Dilshan is hugely talented but has been a frustrating serial underachiever in one-day internationals, averaging a poor 24.51 from 64 matches before this game. He does occupy a particularly difficult position in the batting order, languishing at No 5 and No 6, but such a meagre return for such obvious talent is unacceptable for a team with world-champion aspirations. Hopefully, two fifties thus far in the series will help speed-up the transition from a player of promise to a reliable performer.
Farveez Maharoof's starring role as Super Sub could also prove important. His bowling had been carted in the first four games and his confidence severely dented. To his huge credit he has showed great heart throughout and his game has not been derailed by the ferocity of India's strokeplayers. Fast bowling allrounders are a precious breed and Sri Lanka desperately need him to gradually mature into a pivotal player. Today he showed the necessary fight to learn in the harshest of classrooms, his 4 for 20 preventing India from scoring 300 plus.

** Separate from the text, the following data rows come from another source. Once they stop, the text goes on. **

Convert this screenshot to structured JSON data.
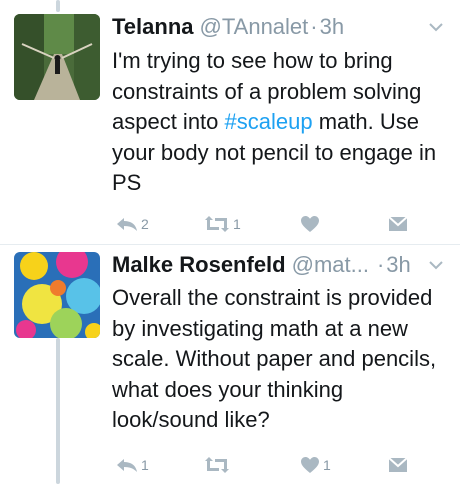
{
  "tweets": [
    {
      "name": "Telanna",
      "handle": "@TAnnalet",
      "dot": "·",
      "time": "3h",
      "text_before": "I'm trying to see how to bring constraints of a problem solving aspect into ",
      "hashtag": "#scaleup",
      "text_after": " math. Use your body not pencil to engage in PS",
      "reply_count": "2",
      "retweet_count": "1",
      "like_count": ""
    },
    {
      "name": "Malke Rosenfeld",
      "handle": "@mat...",
      "dot": "·",
      "time": "3h",
      "text": "Overall the constraint is provided by investigating math at a new scale. Without paper and pencils, what does your thinking look/sound like?",
      "reply_count": "1",
      "retweet_count": "",
      "like_count": "1"
    }
  ],
  "colors": {
    "icon": "#aab8c2",
    "muted": "#8899a6",
    "link": "#1da1f2",
    "thread_line": "#ccd6dd"
  },
  "icons": [
    "reply-icon",
    "retweet-icon",
    "like-icon",
    "dm-icon",
    "chevron-down-icon"
  ]
}
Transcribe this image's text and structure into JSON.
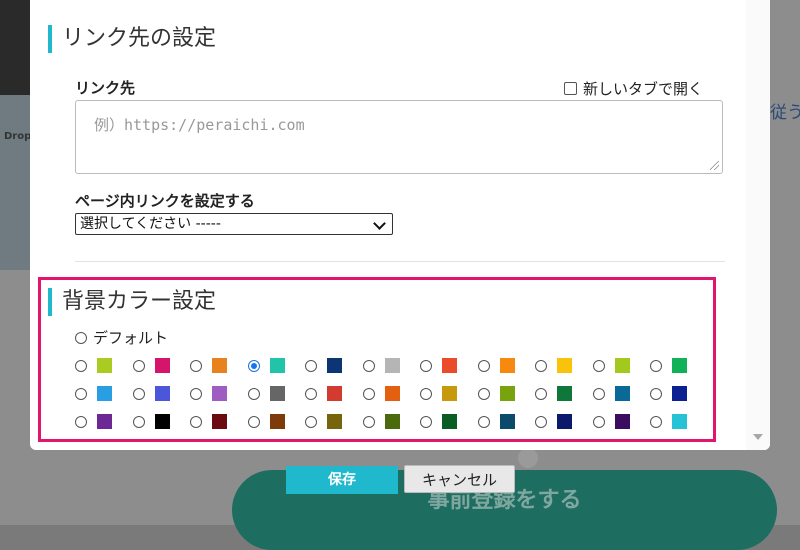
{
  "background": {
    "thumb_label": "Drop",
    "right_text": "従う",
    "big_button_label": "事前登録をする"
  },
  "link_section": {
    "heading": "リンク先の設定",
    "link_label": "リンク先",
    "new_tab_label": "新しいタブで開く",
    "new_tab_checked": false,
    "url_placeholder": "例）https://peraichi.com",
    "url_value": ""
  },
  "page_link": {
    "label": "ページ内リンクを設定する",
    "selected": "選択してください -----"
  },
  "bg_color_section": {
    "heading": "背景カラー設定",
    "default_label": "デフォルト",
    "default_checked": false,
    "selected_index": 3,
    "colors": [
      [
        "#aacc22",
        "#d4156b",
        "#e8821c",
        "#22c4a9",
        "#0c3673",
        "#b5b5b5",
        "#ec4b2b",
        "#f7890f",
        "#f9c30c",
        "#a3c91f",
        "#11b15a"
      ],
      [
        "#2a9ee3",
        "#4a57d8",
        "#9f5cc1",
        "#666666",
        "#d23b2f",
        "#e2600f",
        "#c79a0d",
        "#78a30f",
        "#10773a",
        "#0a6a97",
        "#0c2191"
      ],
      [
        "#6d2896",
        "#000000",
        "#6b0a10",
        "#7e3a0b",
        "#76650c",
        "#4b6a0d",
        "#0a5d25",
        "#0b4a6b",
        "#0b1a6b",
        "#3a0d61",
        "#26c2d6"
      ]
    ]
  },
  "footer": {
    "save_label": "保存",
    "cancel_label": "キャンセル"
  }
}
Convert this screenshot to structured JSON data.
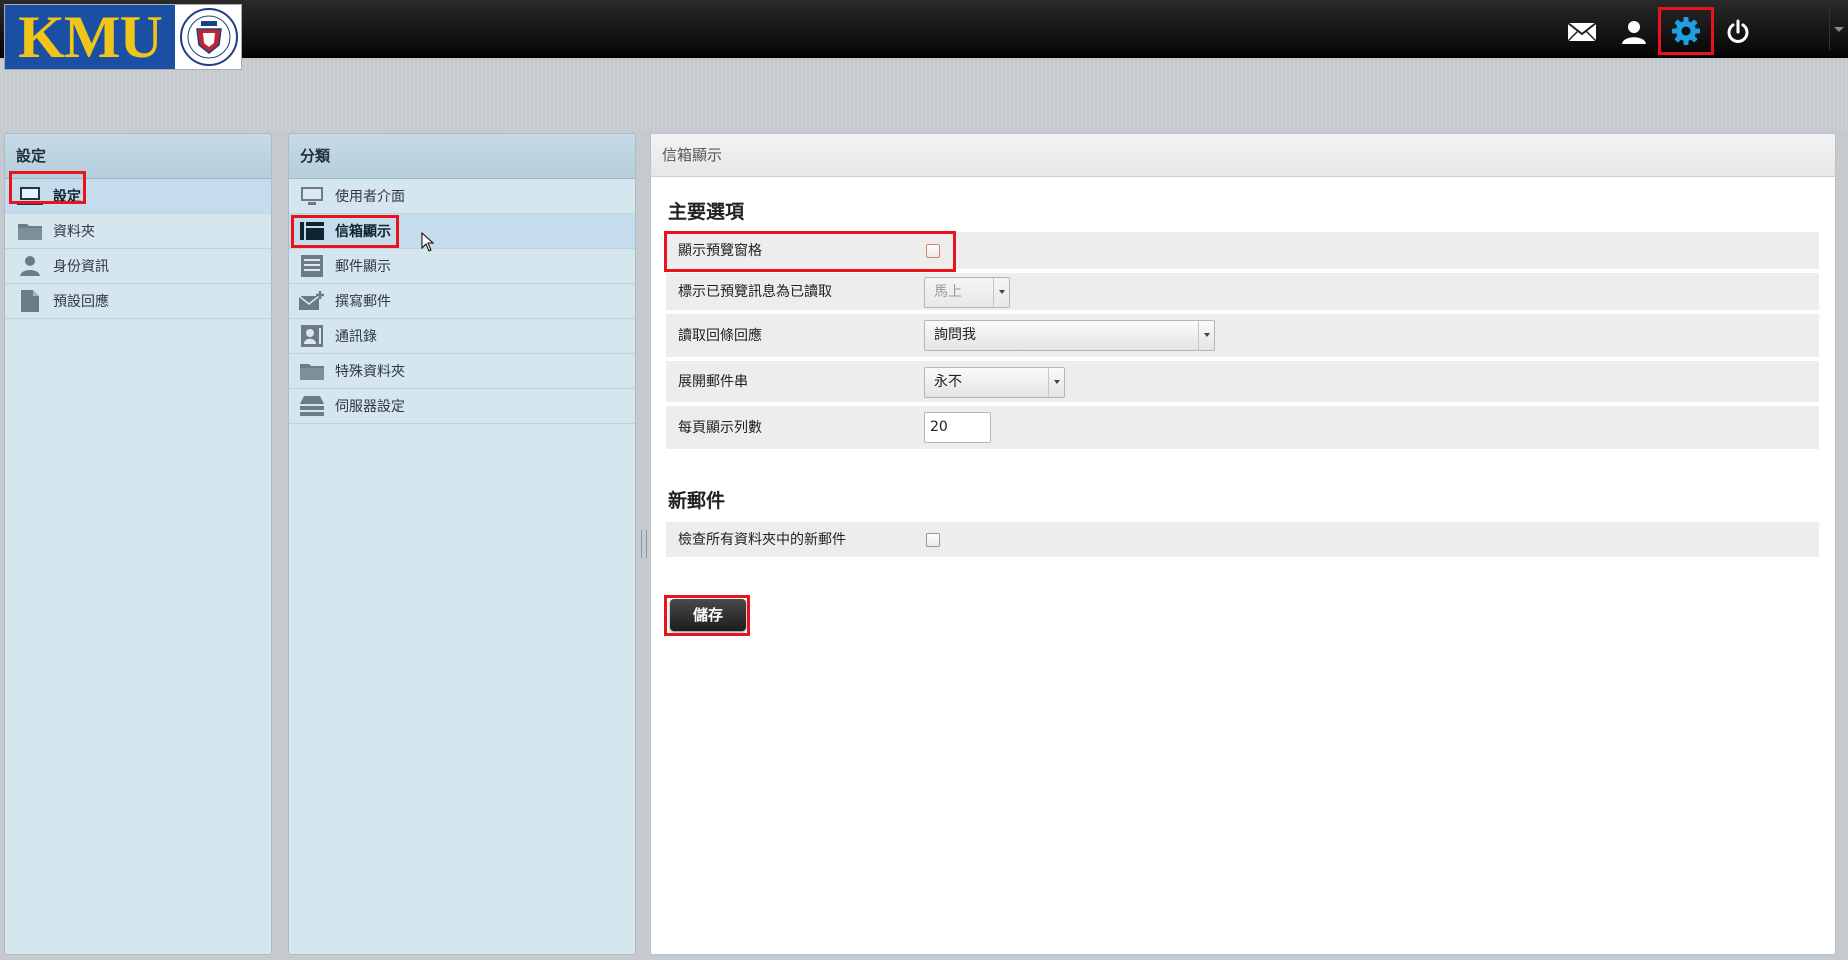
{
  "topbar": {
    "logo_text": "KMU",
    "icons": [
      "mail-icon",
      "user-icon",
      "gear-icon",
      "power-icon"
    ]
  },
  "settings_panel": {
    "title": "設定",
    "items": [
      {
        "label": "設定",
        "icon": "monitor-icon",
        "selected": true
      },
      {
        "label": "資料夾",
        "icon": "folder-icon",
        "selected": false
      },
      {
        "label": "身份資訊",
        "icon": "person-icon",
        "selected": false
      },
      {
        "label": "預設回應",
        "icon": "document-icon",
        "selected": false
      }
    ]
  },
  "category_panel": {
    "title": "分類",
    "items": [
      {
        "label": "使用者介面",
        "icon": "monitor-icon",
        "selected": false
      },
      {
        "label": "信箱顯示",
        "icon": "mailbox-layout-icon",
        "selected": true
      },
      {
        "label": "郵件顯示",
        "icon": "message-view-icon",
        "selected": false
      },
      {
        "label": "撰寫郵件",
        "icon": "compose-icon",
        "selected": false
      },
      {
        "label": "通訊錄",
        "icon": "addressbook-icon",
        "selected": false
      },
      {
        "label": "特殊資料夾",
        "icon": "folder-icon",
        "selected": false
      },
      {
        "label": "伺服器設定",
        "icon": "server-icon",
        "selected": false
      }
    ]
  },
  "main": {
    "title": "信箱顯示",
    "section_main": "主要選項",
    "show_preview_label": "顯示預覽窗格",
    "mark_read_label": "標示已預覽訊息為已讀取",
    "mark_read_value": "馬上",
    "receipt_label": "讀取回條回應",
    "receipt_value": "詢問我",
    "threads_label": "展開郵件串",
    "threads_value": "永不",
    "rows_label": "每頁顯示列數",
    "rows_value": "20",
    "section_new": "新郵件",
    "check_all_label": "檢查所有資料夾中的新郵件",
    "save_label": "儲存"
  },
  "colors": {
    "highlight": "#e8141c",
    "gear_active": "#1e9fe0",
    "panel_bg": "#d6e6ef"
  }
}
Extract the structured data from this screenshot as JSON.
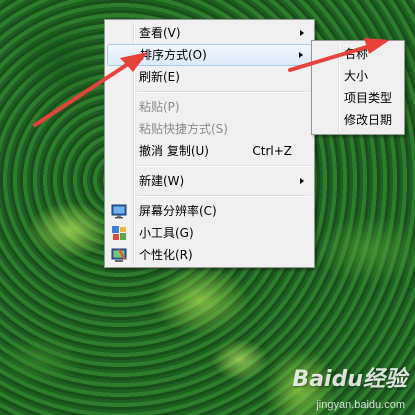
{
  "context_menu": {
    "items": [
      {
        "label": "查看(V)"
      },
      {
        "label": "排序方式(O)"
      },
      {
        "label": "刷新(E)"
      },
      {
        "label": "粘贴(P)"
      },
      {
        "label": "粘贴快捷方式(S)"
      },
      {
        "label": "撤消 复制(U)",
        "shortcut": "Ctrl+Z"
      },
      {
        "label": "新建(W)"
      },
      {
        "label": "屏幕分辨率(C)",
        "icon": "screen-resolution-icon"
      },
      {
        "label": "小工具(G)",
        "icon": "gadgets-icon"
      },
      {
        "label": "个性化(R)",
        "icon": "personalize-icon"
      }
    ]
  },
  "sort_submenu": {
    "items": [
      {
        "label": "名称"
      },
      {
        "label": "大小"
      },
      {
        "label": "项目类型"
      },
      {
        "label": "修改日期"
      }
    ]
  },
  "watermark": {
    "brand": "Baidu经验",
    "url": "jingyan.baidu.com"
  },
  "colors": {
    "annotation_arrow": "#e8433a",
    "menu_background": "#f0f0f0",
    "hover_border": "#a8c8ec"
  }
}
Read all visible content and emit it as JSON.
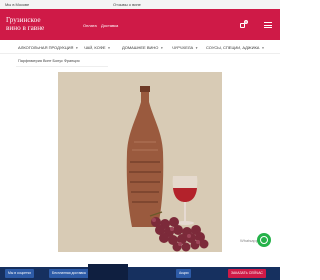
{
  "topbar": {
    "left_text": "Мы в Москве",
    "center_text": "Отзывы о вине"
  },
  "header": {
    "logo": "Грузинское вино в гавне",
    "links": [
      "Оплата",
      "Доставка",
      "Отзывы"
    ],
    "cart_count": "0"
  },
  "nav": {
    "items": [
      "АЛКОГОЛЬНАЯ ПРОДУКЦИЯ",
      "ЧАЙ, КОФЕ",
      "ДОМАШНЕЕ ВИНО",
      "ЧУРЧХЕЛА",
      "СОУСЫ, СПЕЦИИ, АДЖИКА"
    ]
  },
  "breadcrumb": "Парфюмерия Винт Бонус Франция",
  "chat": {
    "label": "Whatsapp"
  },
  "footer": {
    "buttons": [
      "Мы в соцсетях",
      "Бесплатная доставка",
      "Акции",
      "ЗАКАЗАТЬ СЕЙЧАС"
    ]
  },
  "colors": {
    "brand": "#cf1a47",
    "footer": "#16305f",
    "whatsapp": "#25b24a"
  }
}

Sri Lanka will now look forward to the sixth ODI with fresh optimism, believing that they are slowly rediscovering their form and therefore capable of overcoming a reinvigorated and youthful Indian team. However, one victory does not solve all their problems. India have graphically exposed problems within the team that need to be urgently addressed over the coming months.
The most pressing issue concerns Sanath Jayasuriya's role within the team. While he remains an immensely valuable player and a potentially crucial cog during Sri Lanka's 2007 World Cup campaign, it is becoming increasingly obvious that his peak has passed as an opening batsman and that he could add greater value to the team as a vastly experienced allrounder batting at No 6 or No 7.
The entire top order needs to be reassessed with a view to increasing the responsibilities of Kumar Sangakkara and Jayawardene in the top four. These two are now Sri Lanka's impact players; the batsmen who can make best use of the extended fielding restrictions during the Power Play experiment and go on to score large match-winning hundreds. Jayasuriya's demotion also provides Upul Tharanga, an exciting talent, a chance to bed down at the top of the order.
Atapattu's position at No 5 has worked well so far in this series and it is an experiment worth continuing with, filling the middle order with a player of greater experience who can tick the innings along during the middle overs. The time may have also come for Dilshan to be given the No 4 position to make better use of his aggressive and extremely dangerous strokeplay.
This is the time to build for the 2007 World Cup and in the great scheme of things a series loss against India is not important if the team grows and develops from the experience. There is no need for knee-jerk over-reaction and serious bloodletting, as proposed by some in recent days, but there is an urgent need for some careful consideration of how to best utilise the batting resources at Sri Lanka's disposal.